The U.S. spends more than $400 billion a year (that’s 2.7 percent of 2011’s GDP) on scientific research — the most worldwide. The result? A mountain of data that’s bigger than any single researcher could possibly go through.
At the recent Conference on Knowledge Discovery and Data Mining, held in New York City, researchers pointed out that we’re much better at generating new data than we are at analyzing existing data. Which begs the question, how many pieces of vital data are buried in the avalanche of information produced by decades of experimentation? How many key discoveries are we missing out on?
Case in point: In two hours, KnIT read 100,000 research papers looking for information on p53, a protein believed to help suppress tumors, and kinases, the enzymes that work with it.
“Having analysed papers up until 2003, KnIT identified seven of the nine kinases discovered over the subsequent 10 years. More importantly, it also found what appeared to be two p53 kinases unknown to science,” Dr. Olivier Lichtarge, professor at Baylor College of Medicine in Houston, tells New Scientist.
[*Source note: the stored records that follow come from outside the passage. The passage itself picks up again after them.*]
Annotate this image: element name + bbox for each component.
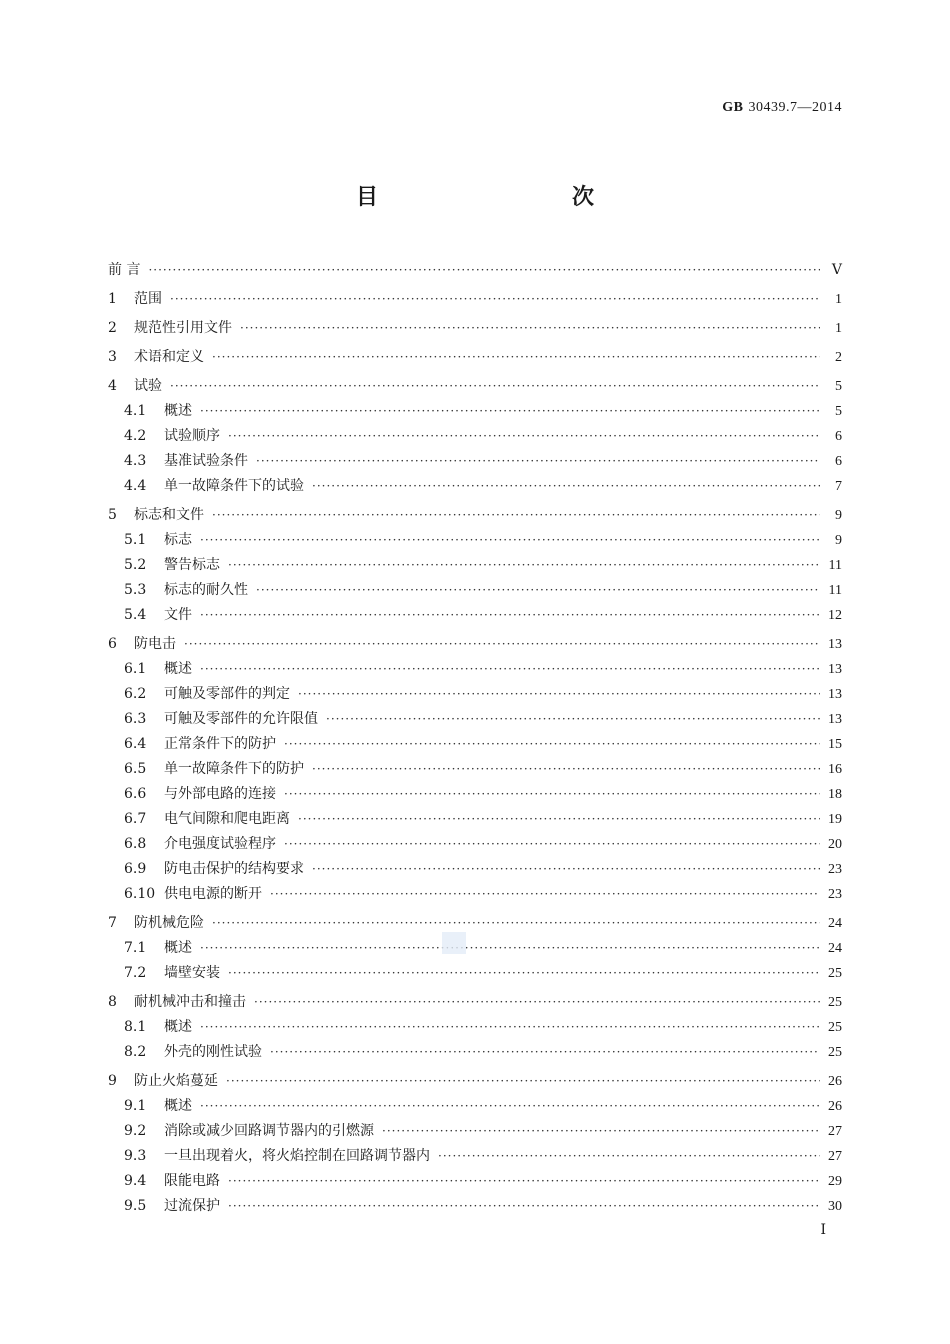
toc-entry[interactable] bbox=[108, 553, 842, 578]
toc-entry-number: 3 bbox=[108, 349, 117, 365]
toc-dot-leader bbox=[212, 503, 820, 528]
toc-entry[interactable] bbox=[108, 882, 842, 907]
toc-entry-number: 6.9 bbox=[124, 861, 147, 877]
toc-entry-title: 概述 bbox=[164, 1098, 192, 1114]
toc-entry-title: 防机械危险 bbox=[134, 915, 204, 931]
toc-entry-page: 23 bbox=[828, 862, 842, 877]
watermark-mark bbox=[442, 932, 466, 954]
toc-dot-leader bbox=[200, 1094, 820, 1119]
toc-dot-leader bbox=[228, 1169, 820, 1194]
toc-dot-leader bbox=[148, 258, 820, 283]
toc-entry-title: 过流保护 bbox=[164, 1198, 220, 1214]
toc-entry-title: 电气间隙和爬电距离 bbox=[164, 811, 290, 827]
toc-dot-leader bbox=[312, 757, 820, 782]
toc-entry-title: 概述 bbox=[164, 1019, 192, 1035]
toc-entry[interactable] bbox=[108, 1119, 842, 1144]
toc-entry-number: 4.2 bbox=[124, 428, 147, 444]
toc-entry-title: 标志的耐久性 bbox=[164, 582, 248, 598]
toc-entry-title: 消除或减少回路调节器内的引燃源 bbox=[164, 1123, 374, 1139]
toc-entry[interactable] bbox=[108, 1015, 842, 1040]
toc-entry-title: 术语和定义 bbox=[134, 349, 204, 365]
toc-entry-number: 9.2 bbox=[124, 1123, 147, 1139]
toc-entry[interactable] bbox=[108, 632, 842, 657]
toc-entry-title: 耐机械冲击和撞击 bbox=[134, 994, 246, 1010]
toc-entry[interactable] bbox=[108, 707, 842, 732]
toc-entry-title: 一旦出现着火，将火焰控制在回路调节器内 bbox=[164, 1148, 430, 1164]
page-number: Ⅰ bbox=[820, 1223, 826, 1238]
toc-entry-page: 26 bbox=[828, 1099, 842, 1114]
toc-dot-leader bbox=[200, 603, 820, 628]
toc-entry[interactable] bbox=[108, 857, 842, 882]
toc-entry-title: 单一故障条件下的防护 bbox=[164, 761, 304, 777]
toc-entry[interactable] bbox=[108, 424, 842, 449]
toc-entry-page: 24 bbox=[828, 916, 842, 931]
toc-entry-title: 概述 bbox=[164, 661, 192, 677]
toc-entry-number: 5.1 bbox=[124, 532, 147, 548]
toc-entry[interactable] bbox=[108, 1094, 842, 1119]
toc-entry[interactable] bbox=[108, 782, 842, 807]
toc-entry[interactable] bbox=[108, 449, 842, 474]
toc-entry-title: 可触及零部件的允许限值 bbox=[164, 711, 318, 727]
toc-entry-number: 1 bbox=[108, 291, 117, 307]
toc-entry-title: 基准试验条件 bbox=[164, 453, 248, 469]
toc-entry-number: 9 bbox=[108, 1073, 117, 1089]
toc-entry[interactable] bbox=[108, 732, 842, 757]
toc-entry[interactable] bbox=[108, 1194, 842, 1219]
toc-entry-page: 30 bbox=[828, 1199, 842, 1214]
toc-entry-title: 单一故障条件下的试验 bbox=[164, 478, 304, 494]
toc-entry-page: 7 bbox=[835, 479, 842, 494]
toc-dot-leader bbox=[312, 857, 820, 882]
toc-entry-title: 前 言 bbox=[108, 262, 141, 278]
toc-entry-page: 13 bbox=[828, 687, 842, 702]
toc-dot-leader bbox=[284, 732, 820, 757]
toc-entry-number: 5.4 bbox=[124, 607, 147, 623]
toc-entry-title: 与外部电路的连接 bbox=[164, 786, 276, 802]
toc-dot-leader bbox=[270, 882, 820, 907]
toc-entry[interactable] bbox=[108, 603, 842, 628]
toc-dot-leader bbox=[200, 1015, 820, 1040]
toc-entry-number: 7.2 bbox=[124, 965, 147, 981]
toc-entry-number: 6.10 bbox=[124, 886, 156, 902]
toc-entry[interactable] bbox=[108, 807, 842, 832]
toc-entry-page: 13 bbox=[828, 662, 842, 677]
toc-dot-leader bbox=[184, 632, 820, 657]
toc-entry-number: 8.2 bbox=[124, 1044, 147, 1060]
toc-entry-number: 4.1 bbox=[124, 403, 147, 419]
toc-entry-title: 可触及零部件的判定 bbox=[164, 686, 290, 702]
toc-entry-title: 防电击保护的结构要求 bbox=[164, 861, 304, 877]
toc-dot-leader bbox=[256, 578, 820, 603]
toc-entry-page: 25 bbox=[828, 1020, 842, 1035]
standard-number: 30439.7—2014 bbox=[748, 100, 842, 115]
toc-entry-page: 29 bbox=[828, 1174, 842, 1189]
toc-entry-title: 介电强度试验程序 bbox=[164, 836, 276, 852]
toc-entry-title: 墙壁安装 bbox=[164, 965, 220, 981]
toc-dot-leader bbox=[200, 936, 820, 961]
toc-entry[interactable] bbox=[108, 657, 842, 682]
toc-entry-number: 4.4 bbox=[124, 478, 147, 494]
toc-entry[interactable] bbox=[108, 316, 842, 341]
toc-entry-title: 限能电路 bbox=[164, 1173, 220, 1189]
toc-dot-leader bbox=[228, 1194, 820, 1219]
toc-entry-number: 6 bbox=[108, 636, 117, 652]
toc-entry-number: 5 bbox=[108, 507, 117, 523]
toc-entry-page: 9 bbox=[835, 508, 842, 523]
toc-entry-title: 文件 bbox=[164, 607, 192, 623]
toc-entry-title: 概述 bbox=[164, 940, 192, 956]
toc-entry[interactable] bbox=[108, 832, 842, 857]
toc-dot-leader bbox=[170, 287, 820, 312]
toc-entry[interactable] bbox=[108, 757, 842, 782]
toc-entry-page: 25 bbox=[828, 995, 842, 1010]
toc-entry[interactable] bbox=[108, 1144, 842, 1169]
table-of-contents bbox=[108, 258, 842, 1219]
toc-entry-number: 6.5 bbox=[124, 761, 147, 777]
toc-dot-leader bbox=[284, 782, 820, 807]
toc-dot-leader bbox=[254, 990, 820, 1015]
toc-entry[interactable] bbox=[108, 399, 842, 424]
toc-entry-page: 6 bbox=[835, 454, 842, 469]
toc-entry-number: 6.1 bbox=[124, 661, 147, 677]
toc-entry-number: 5.3 bbox=[124, 582, 147, 598]
toc-entry-page: 13 bbox=[828, 637, 842, 652]
toc-entry[interactable] bbox=[108, 474, 842, 499]
toc-entry-title: 规范性引用文件 bbox=[134, 320, 232, 336]
toc-entry[interactable] bbox=[108, 578, 842, 603]
toc-dot-leader bbox=[284, 832, 820, 857]
toc-dot-leader bbox=[326, 707, 820, 732]
toc-entry-title: 试验顺序 bbox=[164, 428, 220, 444]
toc-entry[interactable] bbox=[108, 911, 842, 936]
toc-dot-leader bbox=[200, 528, 820, 553]
toc-entry[interactable] bbox=[108, 374, 842, 399]
page-title: 目 次 bbox=[355, 184, 644, 210]
toc-entry-title: 标志和文件 bbox=[134, 507, 204, 523]
toc-entry-title: 供电电源的断开 bbox=[164, 886, 262, 902]
toc-entry[interactable] bbox=[108, 1040, 842, 1065]
toc-entry-number: 7.1 bbox=[124, 940, 147, 956]
toc-entry[interactable] bbox=[108, 936, 842, 961]
toc-entry-title: 防电击 bbox=[134, 636, 176, 652]
toc-entry-page: 11 bbox=[828, 583, 842, 598]
toc-entry-page: 5 bbox=[835, 404, 842, 419]
toc-entry[interactable] bbox=[108, 258, 842, 283]
toc-entry[interactable] bbox=[108, 345, 842, 370]
toc-entry-number: 2 bbox=[108, 320, 117, 336]
toc-dot-leader bbox=[226, 1069, 820, 1094]
toc-dot-leader bbox=[382, 1119, 820, 1144]
toc-entry-page: 6 bbox=[835, 429, 842, 444]
toc-entry-page: 1 bbox=[835, 321, 842, 336]
toc-entry-number: 9.3 bbox=[124, 1148, 147, 1164]
toc-dot-leader bbox=[212, 911, 820, 936]
toc-entry-page: 24 bbox=[828, 941, 842, 956]
toc-entry-number: 4 bbox=[108, 378, 117, 394]
toc-entry-title: 试验 bbox=[134, 378, 162, 394]
toc-entry-page: Ⅴ bbox=[831, 263, 842, 278]
toc-dot-leader bbox=[298, 807, 820, 832]
toc-dot-leader bbox=[270, 1040, 820, 1065]
toc-entry[interactable] bbox=[108, 961, 842, 986]
toc-entry-page: 15 bbox=[828, 737, 842, 752]
toc-entry[interactable] bbox=[108, 287, 842, 312]
standard-prefix: GB bbox=[722, 100, 744, 115]
toc-dot-leader bbox=[228, 961, 820, 986]
toc-entry-number: 4.3 bbox=[124, 453, 147, 469]
toc-dot-leader bbox=[312, 474, 820, 499]
toc-entry-title: 概述 bbox=[164, 403, 192, 419]
toc-entry-number: 6.4 bbox=[124, 736, 147, 752]
toc-dot-leader bbox=[240, 316, 820, 341]
toc-entry-title: 标志 bbox=[164, 532, 192, 548]
toc-entry-number: 6.3 bbox=[124, 711, 147, 727]
toc-entry-page: 25 bbox=[828, 966, 842, 981]
toc-entry-page: 19 bbox=[828, 812, 842, 827]
toc-entry-number: 8.1 bbox=[124, 1019, 147, 1035]
toc-entry-number: 8 bbox=[108, 994, 117, 1010]
toc-entry[interactable] bbox=[108, 1169, 842, 1194]
toc-entry-title: 外壳的刚性试验 bbox=[164, 1044, 262, 1060]
toc-entry-number: 6.7 bbox=[124, 811, 147, 827]
toc-entry-page: 12 bbox=[828, 608, 842, 623]
toc-entry-page: 13 bbox=[828, 712, 842, 727]
toc-entry-number: 9.1 bbox=[124, 1098, 147, 1114]
toc-entry[interactable] bbox=[108, 682, 842, 707]
toc-entry-title: 防止火焰蔓延 bbox=[134, 1073, 218, 1089]
toc-entry-title: 警告标志 bbox=[164, 557, 220, 573]
toc-dot-leader bbox=[200, 657, 820, 682]
toc-entry[interactable] bbox=[108, 503, 842, 528]
toc-entry-number: 6.2 bbox=[124, 686, 147, 702]
toc-entry-page: 25 bbox=[828, 1045, 842, 1060]
toc-entry-page: 26 bbox=[828, 1074, 842, 1089]
toc-entry-number: 9.4 bbox=[124, 1173, 147, 1189]
toc-entry-page: 9 bbox=[835, 533, 842, 548]
toc-dot-leader bbox=[298, 682, 820, 707]
toc-entry-page: 27 bbox=[828, 1149, 842, 1164]
standard-code bbox=[722, 100, 842, 116]
toc-entry[interactable] bbox=[108, 990, 842, 1015]
toc-entry-number: 6.6 bbox=[124, 786, 147, 802]
toc-entry[interactable] bbox=[108, 528, 842, 553]
toc-entry-number: 9.5 bbox=[124, 1198, 147, 1214]
toc-entry-page: 20 bbox=[828, 837, 842, 852]
toc-dot-leader bbox=[438, 1144, 820, 1169]
toc-dot-leader bbox=[212, 345, 820, 370]
toc-dot-leader bbox=[228, 553, 820, 578]
toc-entry-page: 16 bbox=[828, 762, 842, 777]
toc-dot-leader bbox=[228, 424, 820, 449]
toc-entry-page: 5 bbox=[835, 379, 842, 394]
toc-entry-page: 27 bbox=[828, 1124, 842, 1139]
toc-dot-leader bbox=[256, 449, 820, 474]
toc-entry-title: 正常条件下的防护 bbox=[164, 736, 276, 752]
toc-entry-page: 23 bbox=[828, 887, 842, 902]
toc-entry-title: 范围 bbox=[134, 291, 162, 307]
toc-entry-page: 11 bbox=[828, 558, 842, 573]
toc-entry-page: 2 bbox=[835, 350, 842, 365]
toc-entry-number: 6.8 bbox=[124, 836, 147, 852]
toc-dot-leader bbox=[170, 374, 820, 399]
toc-entry-page: 1 bbox=[835, 292, 842, 307]
toc-dot-leader bbox=[200, 399, 820, 424]
toc-entry-number: 5.2 bbox=[124, 557, 147, 573]
toc-entry[interactable] bbox=[108, 1069, 842, 1094]
toc-entry-number: 7 bbox=[108, 915, 117, 931]
toc-entry-page: 18 bbox=[828, 787, 842, 802]
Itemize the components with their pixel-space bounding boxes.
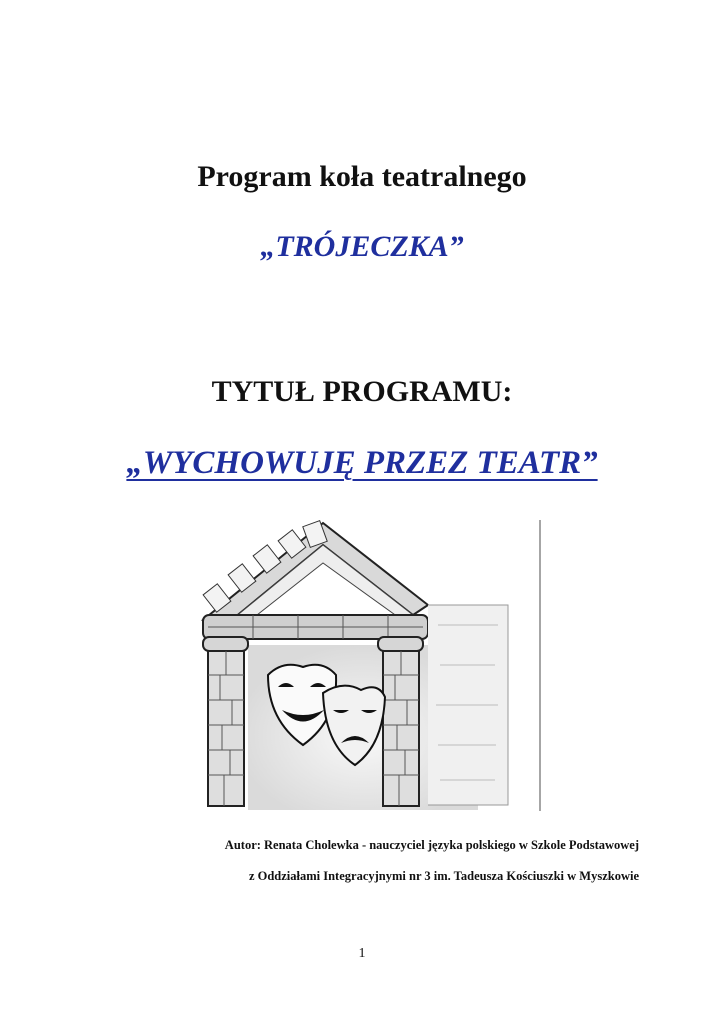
page-number: 1 bbox=[358, 946, 366, 961]
author-line-1: Autor: Renata Cholewka - nauczyciel języka polskiego w Szkole Podstawowej bbox=[224, 838, 639, 852]
theatre-masks-icon bbox=[178, 515, 548, 815]
theatre-illustration bbox=[178, 515, 548, 815]
author-line-2: z Oddziałami Integracyjnymi nr 3 im. Tadeusza Kościuszki w Myszkowie bbox=[248, 869, 639, 883]
program-title: Program koła teatralnego bbox=[197, 160, 527, 193]
group-name: „TRÓJECZKA” bbox=[260, 230, 464, 263]
program-label: TYTUŁ PROGRAMU: bbox=[211, 375, 513, 408]
program-name: „WYCHOWUJĘ PRZEZ TEATR” bbox=[126, 445, 598, 481]
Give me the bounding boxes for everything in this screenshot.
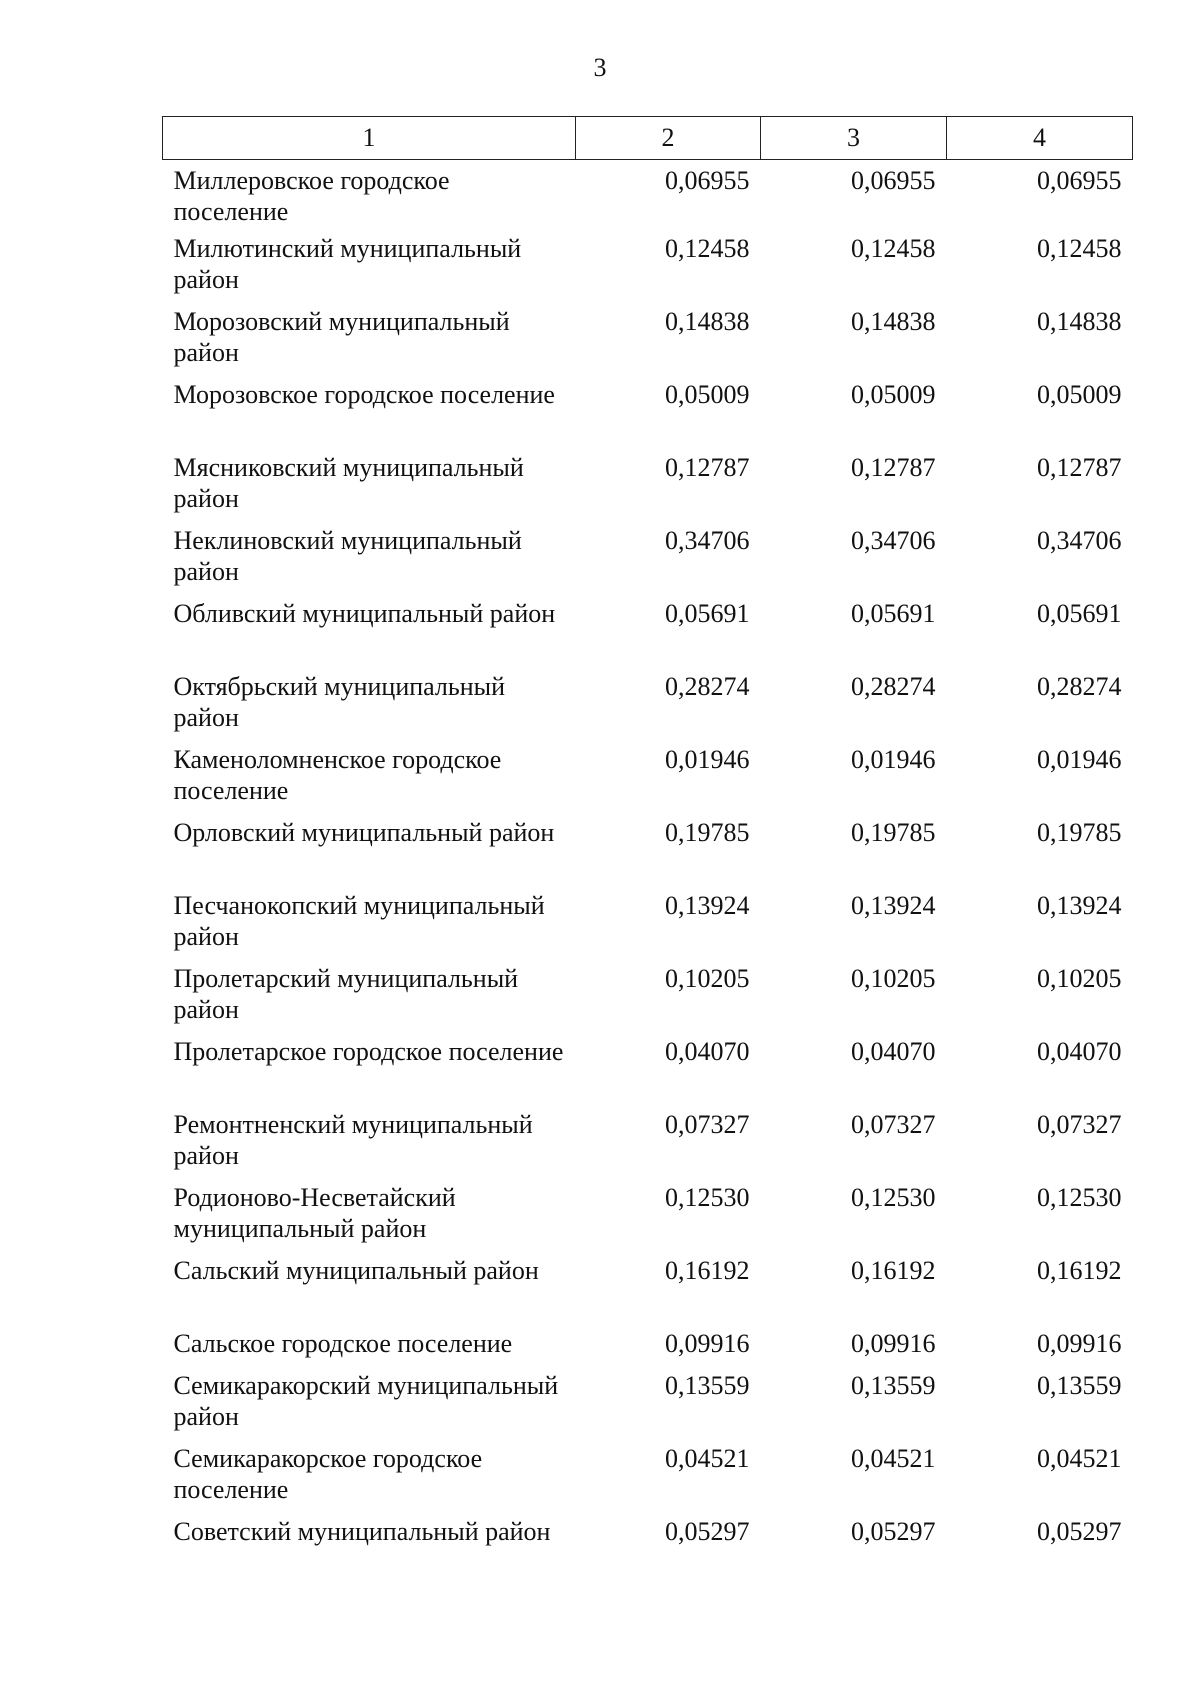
municipality-name: Морозовский муниципальный район — [173, 306, 510, 367]
table-row — [163, 306, 1133, 379]
value-col-2: 0,04070 — [665, 1036, 750, 1066]
table-row — [163, 452, 1133, 525]
value-col-3: 0,09916 — [851, 1328, 936, 1358]
value-col-2: 0,14838 — [665, 306, 750, 336]
value-col-4: 0,12530 — [1037, 1182, 1122, 1212]
value-col-2: 0,09916 — [665, 1328, 750, 1358]
value-col-2: 0,05009 — [665, 379, 750, 409]
table-row — [163, 744, 1133, 817]
table-row — [163, 1516, 1133, 1589]
municipality-name: Пролетарское городское поселение — [173, 1036, 564, 1066]
value-col-4: 0,07327 — [1037, 1109, 1122, 1139]
table-row — [163, 598, 1133, 671]
value-col-2: 0,12530 — [665, 1182, 750, 1212]
table-row — [163, 1443, 1133, 1516]
value-col-3: 0,13924 — [851, 890, 936, 920]
column-header-3: 3 — [761, 117, 947, 160]
municipality-name: Орловский муниципальный район — [173, 817, 555, 847]
value-col-2: 0,07327 — [665, 1109, 750, 1139]
value-col-4: 0,09916 — [1037, 1328, 1122, 1358]
municipality-name: Сальское городское поселение — [173, 1328, 513, 1358]
table-row — [163, 1109, 1133, 1182]
value-col-4: 0,19785 — [1037, 817, 1122, 847]
value-col-2: 0,16192 — [665, 1255, 750, 1285]
municipality-name: Советский муниципальный район — [173, 1516, 551, 1546]
municipality-name: Ремонтненский муниципальный район — [173, 1109, 533, 1170]
value-col-3: 0,04070 — [851, 1036, 936, 1066]
value-col-3: 0,05297 — [851, 1516, 936, 1546]
value-col-2: 0,12458 — [665, 233, 750, 263]
value-col-4: 0,10205 — [1037, 963, 1122, 993]
value-col-3: 0,05691 — [851, 598, 936, 628]
value-col-2: 0,05297 — [665, 1516, 750, 1546]
coefficients-table — [162, 116, 1133, 1589]
table-row — [163, 160, 1133, 233]
municipality-name: Обливский муниципальный район — [173, 598, 556, 628]
municipality-name: Милютинский муниципальный район — [173, 233, 522, 294]
municipality-name: Морозовское городское поселение — [173, 379, 555, 409]
value-col-3: 0,04521 — [851, 1443, 936, 1473]
value-col-2: 0,01946 — [665, 744, 750, 774]
value-col-3: 0,12458 — [851, 233, 936, 263]
value-col-4: 0,13559 — [1037, 1370, 1122, 1400]
value-col-3: 0,12530 — [851, 1182, 936, 1212]
value-col-3: 0,19785 — [851, 817, 936, 847]
value-col-3: 0,34706 — [851, 525, 936, 555]
value-col-2: 0,13924 — [665, 890, 750, 920]
value-col-4: 0,13924 — [1037, 890, 1122, 920]
municipality-name: Миллеровское городское поселение — [173, 166, 450, 226]
value-col-3: 0,14838 — [851, 306, 936, 336]
value-col-4: 0,04521 — [1037, 1443, 1122, 1473]
table-row — [163, 671, 1133, 744]
value-col-2: 0,04521 — [665, 1443, 750, 1473]
municipality-name: Мясниковский муниципальный район — [173, 452, 524, 513]
value-col-2: 0,10205 — [665, 963, 750, 993]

The Baylor team hopes not only to accelerate the discovery of kinases and new cancer treatments, but that this technology might someday produce algorithms tailored to an individual person and genetically identify cures for what ails them.
At Carnegie Mellon University in Pittsburgh, Natasa Miskov-Zivanov is using KnIT to speed up pharmaceutical testing. With funding from the Defense Advanced Research Project Agency, Miskov-Zivanov’s computer cell models build themselves — a process which normally takes years and input from various sources.
Meta-research is only in its infancy, but already, it’s made some significant scientific discoveries. Only time will tell just how far this astonishing new technology will take us — and the improvements to the lives of Americans that it has the potential to bring about.